Karpathy’s autoresearch is 630 lines of Python. It runs on a single GPU. Left alone for two days, it found 20 optimisations that human researchers missed and cut GPT-2 training time by 11%.

The code is not impressive. A loop: modify the training code, train for five minutes, check if validation loss improved, keep or discard, repeat. Any competent engineer could write it in an afternoon.

The loop is what’s impressive.

I built something similar this week for a different problem — orchestrating AI coding tools. The script is 150 lines. It tries Gemini, falls back to Codex, falls back to OpenCode. Dumb sequential logic. But every run logs which tool succeeded, which failed, and why. After a week of runs, I know things no documentation would tell me: Gemini burns through free-tier quota when you launch three parallel calls. Codex can’t write to git worktrees. OpenCode’s auth tokens expire silently.

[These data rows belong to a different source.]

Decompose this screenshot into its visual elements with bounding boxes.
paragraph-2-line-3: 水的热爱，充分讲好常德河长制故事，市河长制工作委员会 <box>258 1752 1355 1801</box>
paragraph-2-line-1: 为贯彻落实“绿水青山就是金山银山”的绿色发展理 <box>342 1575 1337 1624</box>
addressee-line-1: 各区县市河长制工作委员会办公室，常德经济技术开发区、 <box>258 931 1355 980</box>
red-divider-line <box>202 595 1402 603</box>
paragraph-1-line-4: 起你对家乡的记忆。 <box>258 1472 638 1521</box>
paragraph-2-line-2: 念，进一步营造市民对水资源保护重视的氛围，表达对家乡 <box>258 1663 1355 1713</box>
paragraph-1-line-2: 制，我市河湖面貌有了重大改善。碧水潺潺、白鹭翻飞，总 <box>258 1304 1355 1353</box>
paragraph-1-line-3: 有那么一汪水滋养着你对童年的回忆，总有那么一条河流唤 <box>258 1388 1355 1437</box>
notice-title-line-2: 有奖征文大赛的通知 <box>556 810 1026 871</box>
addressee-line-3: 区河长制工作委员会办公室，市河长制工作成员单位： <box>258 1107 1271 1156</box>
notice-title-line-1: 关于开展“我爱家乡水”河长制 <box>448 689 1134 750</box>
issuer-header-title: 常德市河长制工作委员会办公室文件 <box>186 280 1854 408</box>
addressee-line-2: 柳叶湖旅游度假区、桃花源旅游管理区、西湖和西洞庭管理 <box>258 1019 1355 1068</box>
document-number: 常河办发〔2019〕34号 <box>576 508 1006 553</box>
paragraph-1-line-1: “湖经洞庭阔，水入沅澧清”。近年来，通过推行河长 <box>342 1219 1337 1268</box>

That operational knowledge — accumulated through the loop, not through design — is the actual product. The script is a vessel. The loop fills it.

Karpathy’s framing makes this explicit. He doesn’t position autoresearch as a product or a framework. He positions it as a benchmark: if humans can speed up training from 45 to 3 minutes, how well do AI agents do? The tool exists to generate the comparison. The comparison is the value.

This inverts how most people think about AI tooling. We design elaborate frameworks, argue about LangChain vs CrewAI vs AutoGen, and optimise the code. But the frameworks are commodity. The feedback loop — run, measure, learn, repeat — is what separates a demo from a production system. And the loop doesn’t require sophisticated code. It requires discipline: log everything, read the logs, update the routing.

The best AI tools I’ve used are ugly scripts with rich logs. The worst are beautiful frameworks with no feedback mechanism. The loop is the product. Everything else is packaging.

Of course, you need the ugly script to exist first. That’s a different problem — but the same principle: ship the dumb version, let it generate the data, let the data build what you actually wanted.